Purpose of review
This review aims to compare evidence on four criteria (embryo implantation, obstetric outcomes, patient convenience, and IVF-unit efficiency) by analyzing published research on different endometrial preparation methods for frozen embryo transfer (FET).
Recent findings
While the artificial-FET cycle provides advantages in scheduling and implantation, it falls short in ensuring optimal obstetric outcomes. In contrast, natural-FET ensures embryo implantation conditions if ovulation is correctly identified. Supplementing with exogenous progesterone shields against low corpus luteum progesterone secretion, crucial for positive obstetric outcomes. In mNC-FET, ovulation is hCG-triggered, closely resembling natural cycles and reducing monitoring visits for enhanced patient convenience.
Letrozole is a recommended option for anovulatory patients, preserving endometrial thickness. It is cost-effective, less likely to induce multifollicular development than gonadotropins, and better tolerated.

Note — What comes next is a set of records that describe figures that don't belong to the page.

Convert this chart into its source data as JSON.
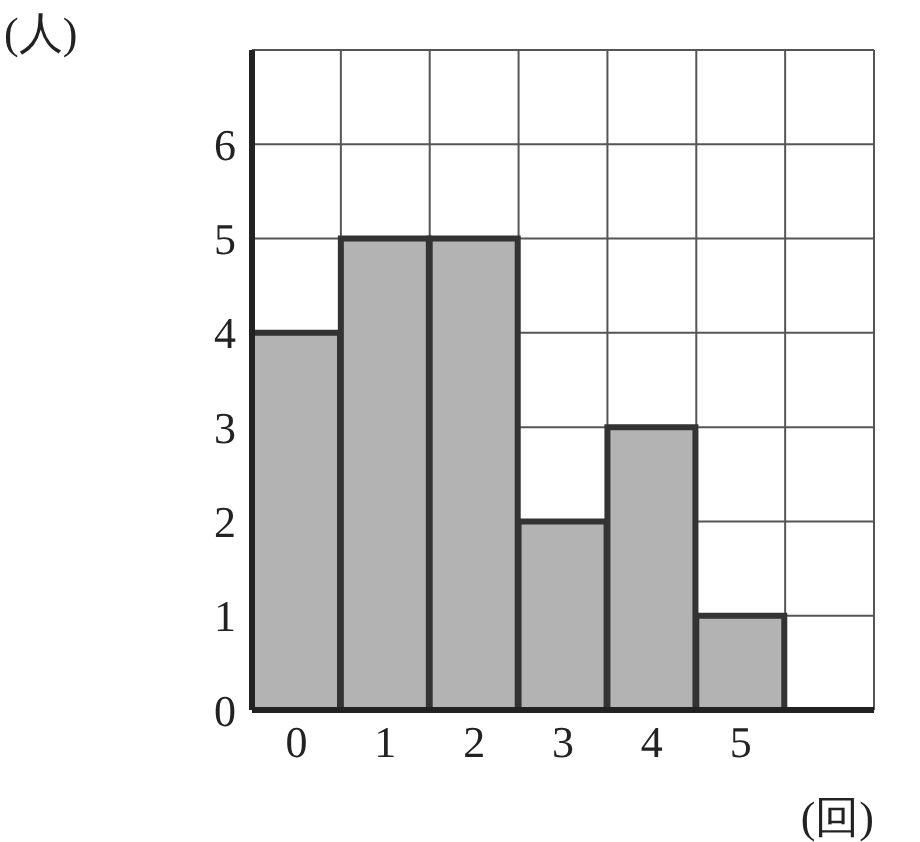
{
  "chart_data": {
    "type": "bar",
    "xlabel": "(回)",
    "ylabel": "(人)",
    "categories": [
      "0",
      "1",
      "2",
      "3",
      "4",
      "5",
      null
    ],
    "values": [
      4,
      5,
      5,
      2,
      3,
      1,
      null
    ],
    "color": "#b3b3b3",
    "ylim": [
      0,
      7
    ],
    "yticks": [
      0,
      1,
      2,
      3,
      4,
      5,
      6
    ],
    "grid": true
  }
}
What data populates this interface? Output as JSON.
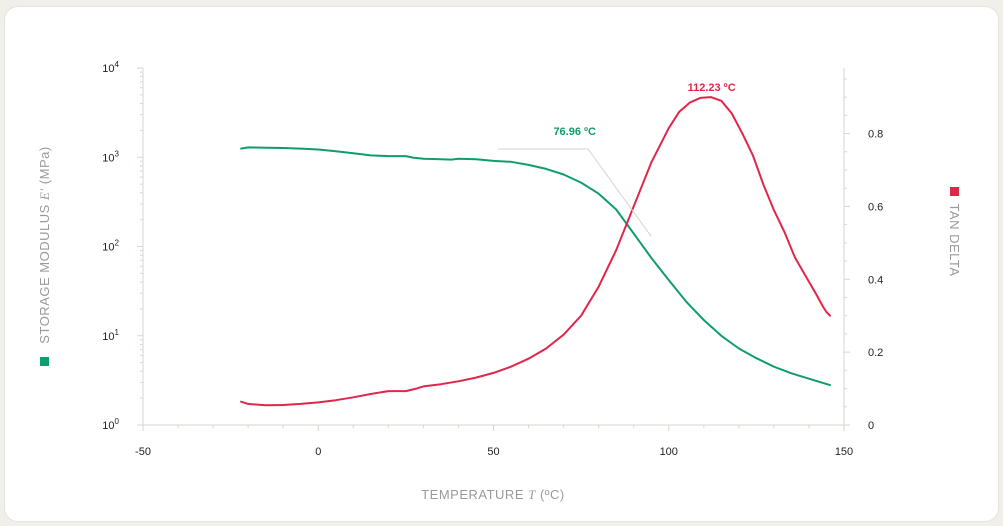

In a novel approach, the natural-proliferative-phase-FET initiates progesterone in an unmediated ovulatory cycle at 7 mm endometrial thickness, combining the benefits of a natural proliferative endometrium with the convenience of scheduled artificial cycles.
Summary
The artificial cycle offers scheduling advantages, but may compromise obstetric outcomes. Natural FET relies on accurate ovulation timing for successful implantation. mNC-FET simplifies the process using hCG induction, minimizing clinic visits for improved convenience. Letrozole is highlighted as a cost-effective and well tolerated option in anovulatory patients. A recent innovative approach combines elements of natural and artificial cycles, showing promise for FET procedures.